No abajour que não se acendeu vejo o reflexo de coisas novas. Vejo sombras, vejo flores. Fogos de artifício, de dentro para fora - músculos que estalam na química da epiderme; Muito vento em volta, gosto de mel, limão, café, morango, e o amargos dos cigarros, e da ausência deles, e a ternura dos goles de vinho ou o suspense das doses quentes do whisky, ou tanto faz, se é tudo novo ou se vem devagar - ou só amanhã, ou só depois, mas é, como se fosse uma outra capa - vermelha, azul, preta, amarela... - para outra tempestade, nova, ainda que  com suas estações que lhe acompanham no novo ciclo.

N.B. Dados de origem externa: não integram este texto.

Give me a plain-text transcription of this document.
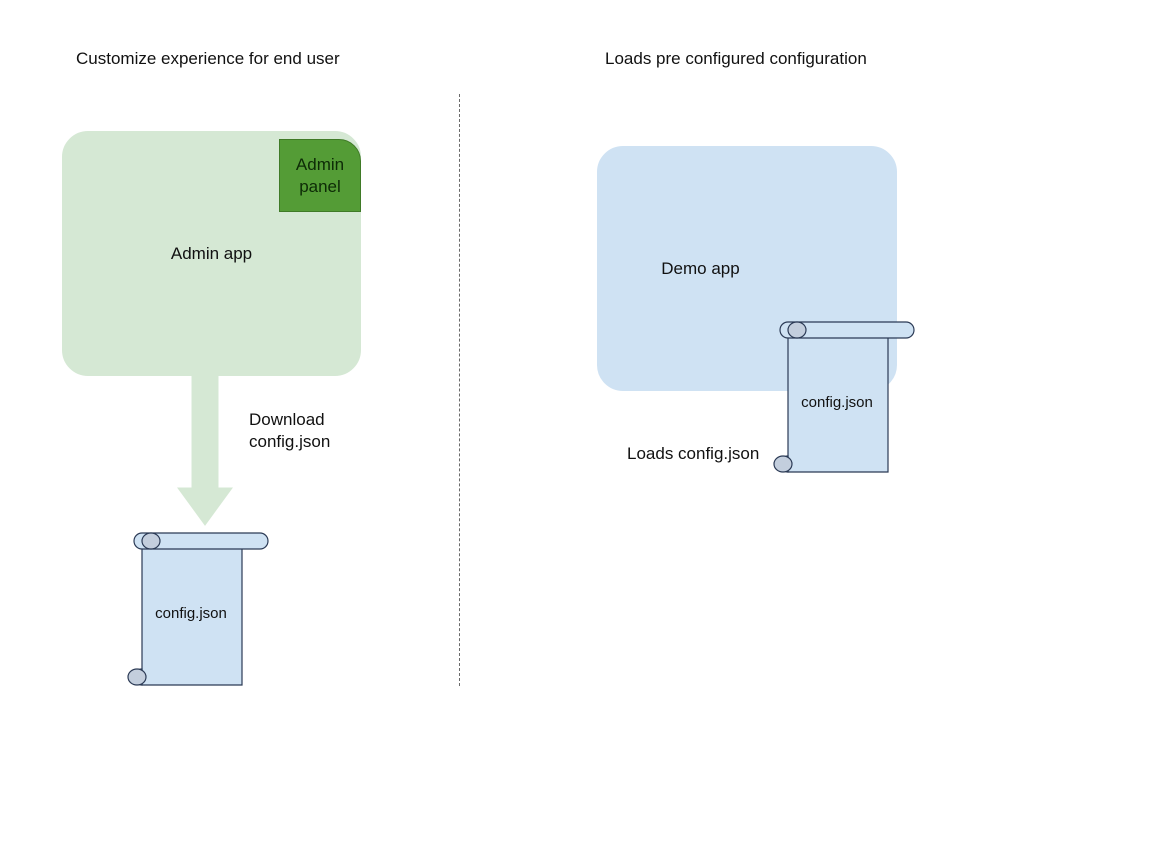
Customize experience for end user	Loads pre configured configuration
Admin app
Admin
panel
Download
config.json
config.json
Demo app
config.json
Loads config.json
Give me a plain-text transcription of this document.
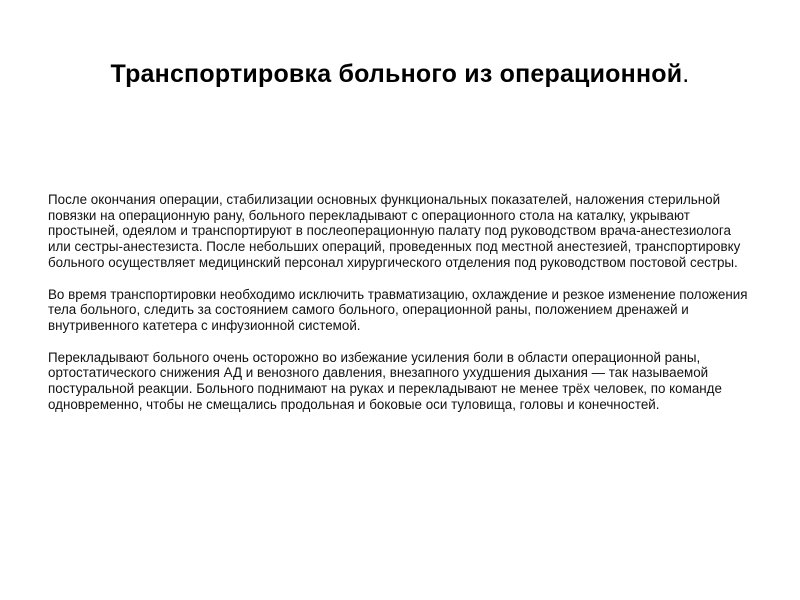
Транспортировка больного из операционной.

После окончания операции, стабилизации основных функциональных показателей, наложения стерильной повязки на операционную рану, больного перекладывают с операционного стола на каталку, укрывают простыней, одеялом и транспортируют в послеоперационную палату под руководством врача-анестезиолога или сестры-анестезиста. После небольших операций, проведенных под местной анестезией, транспортировку больного осуществляет медицинский персонал хирургического отделения под руководством постовой сестры.

Во время транспортировки необходимо исключить травматизацию, охлаждение и резкое изменение положения тела больного, следить за состоянием самого больного, операционной раны, положением дренажей и внутривенного катетера с инфузионной системой.

Перекладывают больного очень осторожно во избежание усиления боли в области операционной раны, ортостатического снижения АД и венозного давления, внезапного ухудшения дыхания — так называемой постуральной реакции. Больного поднимают на руках и перекладывают не менее трёх человек, по команде одновременно, чтобы не смещались продольная и боковые оси туловища, головы и конечностей.
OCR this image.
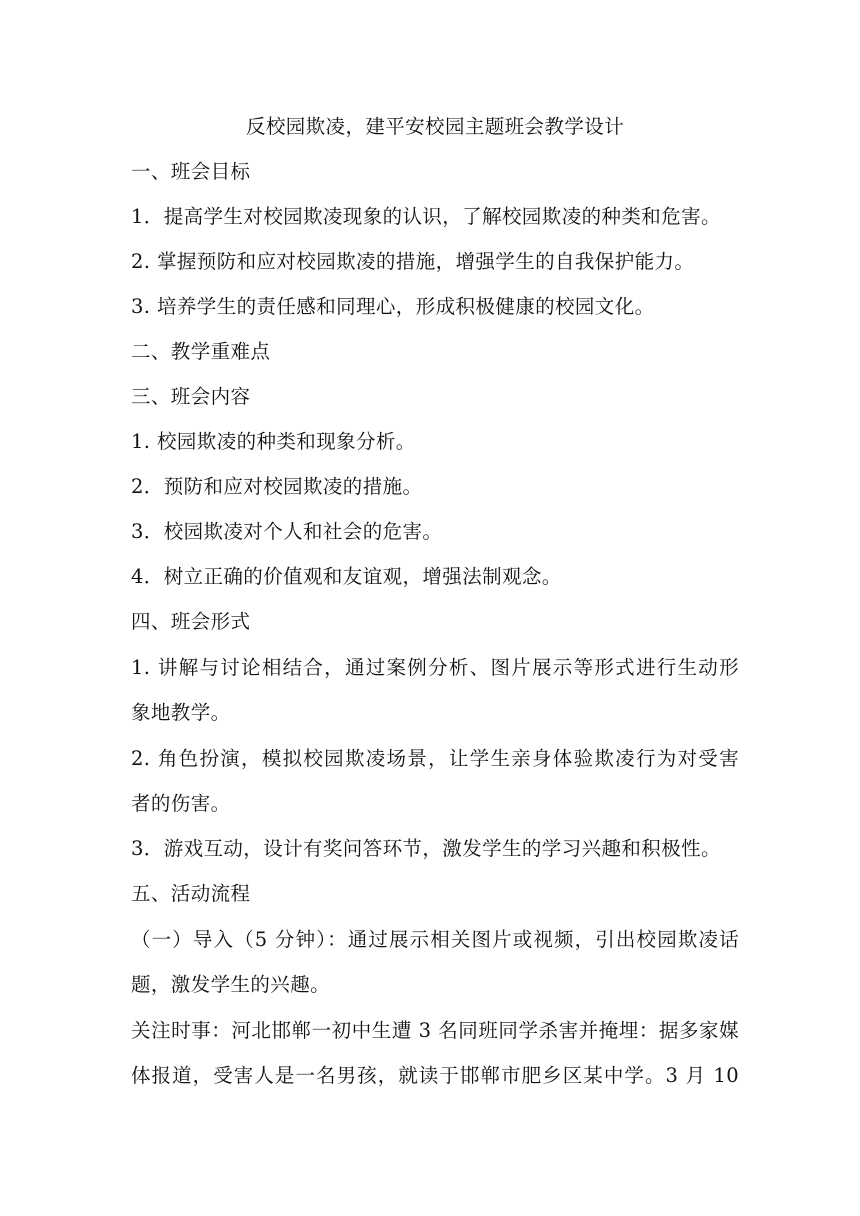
反校园欺凌，建平安校园主题班会教学设计
一、班会目标
1．提高学生对校园欺凌现象的认识，了解校园欺凌的种类和危害。
2. 掌握预防和应对校园欺凌的措施，增强学生的自我保护能力。
3. 培养学生的责任感和同理心，形成积极健康的校园文化。
二、教学重难点
三、班会内容
1. 校园欺凌的种类和现象分析。
2．预防和应对校园欺凌的措施。
3．校园欺凌对个人和社会的危害。
4．树立正确的价值观和友谊观，增强法制观念。
四、班会形式
1. 讲解与讨论相结合，通过案例分析、图片展示等形式进行生动形
象地教学。
2. 角色扮演，模拟校园欺凌场景，让学生亲身体验欺凌行为对受害
者的伤害。
3．游戏互动，设计有奖问答环节，激发学生的学习兴趣和积极性。
五、活动流程
（一）导入（5 分钟）：通过展示相关图片或视频，引出校园欺凌话
题，激发学生的兴趣。
关注时事：河北邯郸一初中生遭 3 名同班同学杀害并掩埋：据多家媒
体报道，受害人是一名男孩，就读于邯郸市肥乡区某中学。3 月 10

quarta-feira, 9 de maio de 2012

When I get to the bottom I go back to the top of the slide

Um coração frágil como um brinquedo e forte como um leão, que oscila dentro da capa protetora, que sobrevive em meio à fumaça, que vibra na melodia, que explode a cada corrida, que sossega em meio às palavras. Olhei um ponto vermelho no plano branco da constante paz. É um sentimento brotando ou um pedaço de ternura. A paz nem sempre é branca, mas é sempre bela. É só uma verdade em meio aos fracassados. É a reserva do combustível quando o tráfego não se move. É a via de escape para a vida, quando o preguiçoso dá a sua vez ao futuro. O orgulho é como mofo e ferrugem. É o veneno do Outro. Quando ser a caça se torna enfadonho, diante de um caçador que assim se denomina, mas que jamais mexe os seus pés a um palmo à frente - o ponto vermelho do branco da idéia combina com as cores do papel de parede. E é muito bem recebido com um sorriso que atravessa os lados do rosto.

mil livros e mil mundos
planos que nada combinam com as horas de ontem, mas que acolheriam e sempre acolherão o mundo
o relógio parado
o tempo em inércia
como se nunca tivesse passado
mês após mês,
nove
oito
sete
seis
cinco...

Somos as nossas atitudes e também as que os outros não tomam -
há dia de esquecer, há dia de lembrar.
há dia de se reencantar.

terça-feira, 8 de maio de 2012

Die Zukunft ist richtig, per Gesetz

De uma hora pra outra apertaram alguma espécie de botão, desses que regulam a gravidade por onde pisamos. Comecei a flutuar dentro da boa notícia recebida, como quem se joga no vento, como um sim em sinfonia, como uma gaiola destrancada, como uma bolha de sabão, longe de estourar, longe de ser efêmera e perto, bem perto de ser o começo da próxima jornada. Os pés no chão eu não esqueço. Mas por ora só flutuo. De um canto a outro, equilibro um sorriso desengonçado, me perco entre a ansiedade e a ânsia, mas já é tudo tão concreto que só sei pular. Estudo nunca é demais. Bora lá.

Feliz!

segunda-feira, 7 de maio de 2012

Because the wind is high it blows my mind

Apaguei a luz do abajur, mas ainda assim o sonho veio. Encontrei-lhe, entre os cheiros, bem mais perto do que esperava. Concluí coisas que antes preferiria evitar. Por causa do vento forte, minhas idéias se misturaram.  Solucei antes de abrir os olhos, vi que entrei bem mais fundo do que pensava. E o céu não deixou de ser azul. Engoli a saudade no amargo do café, disfarcei com pedaços de tangerina e saí para caminhar - mais distante do quarto eu escondo a vontade.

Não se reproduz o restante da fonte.